This story is from February 9, 2021

Our players don't work hard: Gulam Abbas Moontasir

Gone are the days when 14 basketball players were crammed into one room during national camps, got a two-dollar daily allowance on tours and a poor diet. These days Indian players are well looked after and that's why former India skipper Gulam Abbas Moontasir is disappointed with the current lot.
Our players don't work hard: Gulam Abbas Moontasir
Gulam Abbas Moontasir. (TOI Photo)
Former India basketball captain bemoans falling standards
BENGALURU: Gone are the days when 14 basketball players were crammed into one room during national camps, got a two-dollar daily allowance on tours and a poor diet. These days Indian players are well looked after and that's why former India skipper Gulam Abbas Moontasir is disappointed with the current lot.

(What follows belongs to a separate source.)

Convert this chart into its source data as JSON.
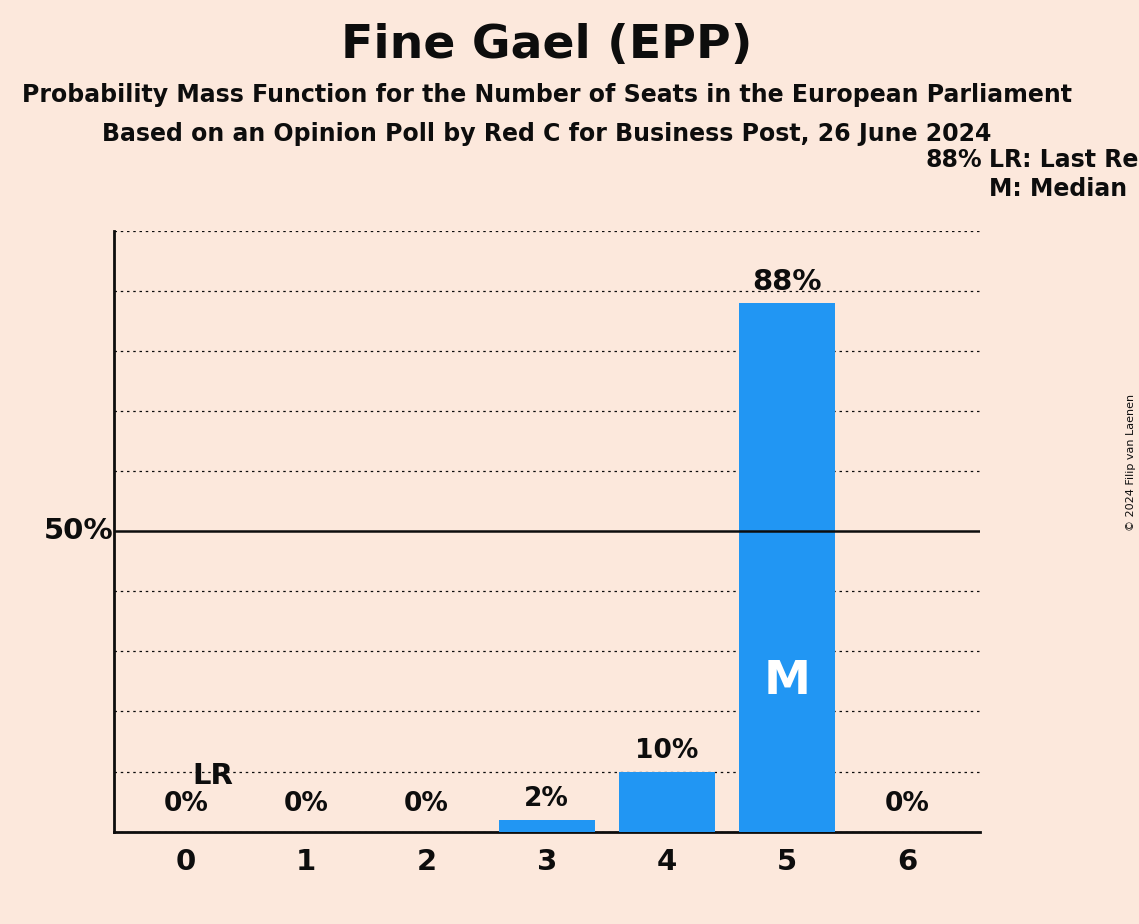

"In basketball, we can do well at the Asian level.
But don't expect anything at the Olympics. For the 1980 Moscow Olympics we qualified because of the boycott. I had told the then BFI bosses that we will lose to our rivals by 50 points except Senegal and that's what happened," Moontasir said, who was here last week for the Basketball Federation of India's felicitation function, said.
"Forty years later, we have gone worse. Basically, our players are not willing to work hard. An American coach had once reported to BFI secretary that our players are not working hard. Look at the hard work put in by PV Sindhu and Sunil Gavaskar and their achievements. I never walked on a basketball court when the game is on but these days I see players walking (lacking intensity) on the court. We are good at giving excuses and that's the basic problem," the former India skipper said.
The 79-year-old former India captain, who travelled from Mumbai to receive the honour, recalled that he made his India debut at the of 16. "I was selected for the Indian team in 1958 when I was just 16 years old. The Australian team was going back from the Rome Olympics, They stopped over in India and we played exhibition matches with them and lost by three points."
Asked to recall his best moments in India colours, Moontasir, the first Indian in the Asian All Star team to win the Arjuna award in 1970, said: "Our best was against Israel in the 1970
Asian Games. We had lost to Japan and Korea by 20 points but Israel had beaten them. We were trailing by one point in the last two minutes. Unfortunately two mispasses cost us the game."
India, who advanced to the final round, lost to Israel 74-82. They finished at the bottom of the table, losing all their games in the six-team final round. Eventually, India finished sixth among 12 teams.
"But today's players are well taken care off compared to what we went through. Fourteen of us were sleeping in one room whether it was in Kapurthala or NIS Patiala. That included players like (Sunil Kumar) Panda, Ajmer (Singh) who were 7' 3, 6'6, 6'5. The Indian team used to have a real tough time. Even at NIS, our diet was bad. We were getting two dollars per day during tours."